The crowbar Tabor tries to yield in her letter is "[a] study of the comprehensive climate change bill passed in 2009 by one house of Congress (the Waxman-Markey bill, H.R. 2454)". With a little digging it is not hard to find details about this one study the LEC wants to use to justify continued unfettered pollution. The "study" (and I use that term loosely) was from long-time opponents of a stable climate the American Council on Capital Formation (ACCF) and the National Association of Manufacturers (NAM).

That ACCF link has a couple links that highlight some of the issues with the claims of this cited "study". Basically the "study" was ACCF & NAM picking some assumptions they liked and having those fed into an economic computer model. There are red flags to be raised over that alone, but I want to skip to how the report gives a distorted and incomplete picture even when ACCF & NAM put their thumb on the scales.

Tabor tries to sell that energy prices will increase such that it would "decrease the disposable household income for North Dakota citizens, somewhere between $762 to $1,252 a year." What is left unmentioned is that this decrease is not realized until 2030, and it is not a net decrease but rather just a relative decrease. By 2030 the GDP and personal income will both increase, and even their most extreme case says US GDP and average personal income would increase by "only" about 95% of what they would without a cap-and-trade system (pdf link).

Remember, that loss of about 5% of the increase is only with the effort to pump up the costs and ignoring benefits from limiting greenhouse gas emissions. With more impartial examination than by business lobbying groups like ACCF & NAM, the costs are much less and actually include many financial benefits. And of course you can never expect these groups like the LEC to note the costs of avoiding a shift to clean, sustainable energy. The LEC is another believer in the fantasy world that water supplies, agriculture, etc will not suffer from climate change.

Tabor engages in some classic concern trolling, but clearly the LEC cares only about what is good for the LEC. They take climate change only seriously enough to stick their hand out to ask for more money for carbon sequestration research. The only "catastrophic consequences for North Dakota" the LEC shows any indication of wanting to avoid are loss of stature of the coal industry. To them, someone going from working getting coal out of the ground to building wind turbines or working on sustainable biofuels is simply a lost job. Of course coal jobs lost to automation are just efficiency and making the product cheaper for consumers, but that is neither here nor there.

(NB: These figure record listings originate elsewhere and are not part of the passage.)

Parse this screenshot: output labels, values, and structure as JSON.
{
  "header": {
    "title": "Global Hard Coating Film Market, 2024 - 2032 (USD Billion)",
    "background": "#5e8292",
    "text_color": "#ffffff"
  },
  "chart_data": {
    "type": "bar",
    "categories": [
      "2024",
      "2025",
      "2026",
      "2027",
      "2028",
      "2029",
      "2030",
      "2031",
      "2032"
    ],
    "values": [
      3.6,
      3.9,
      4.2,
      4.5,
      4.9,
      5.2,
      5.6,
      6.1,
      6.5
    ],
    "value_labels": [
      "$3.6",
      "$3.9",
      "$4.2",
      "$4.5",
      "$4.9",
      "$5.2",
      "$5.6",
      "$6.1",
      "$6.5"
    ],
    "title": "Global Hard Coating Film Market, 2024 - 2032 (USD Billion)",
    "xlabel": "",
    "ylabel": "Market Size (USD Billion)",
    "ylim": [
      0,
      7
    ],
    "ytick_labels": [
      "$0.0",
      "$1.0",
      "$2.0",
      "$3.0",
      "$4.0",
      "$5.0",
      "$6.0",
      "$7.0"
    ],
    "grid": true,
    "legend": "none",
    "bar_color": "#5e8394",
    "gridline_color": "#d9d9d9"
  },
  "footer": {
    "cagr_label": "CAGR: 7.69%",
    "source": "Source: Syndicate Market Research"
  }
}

The LEC wants you to believe we cannot get by unless they are fat and happy, even if that means polluting the present and mortgaging the future. They fear the realization that there can be a different and better way that does not leave them fat and happy. So into the path of progress they throw whatever junk they can, which is usually threats of how costly that progress supposedly would be. The LEC way would have us cling to the past and things like manual telephone exchanges and buggy whips because we could not afford to lose what they provide.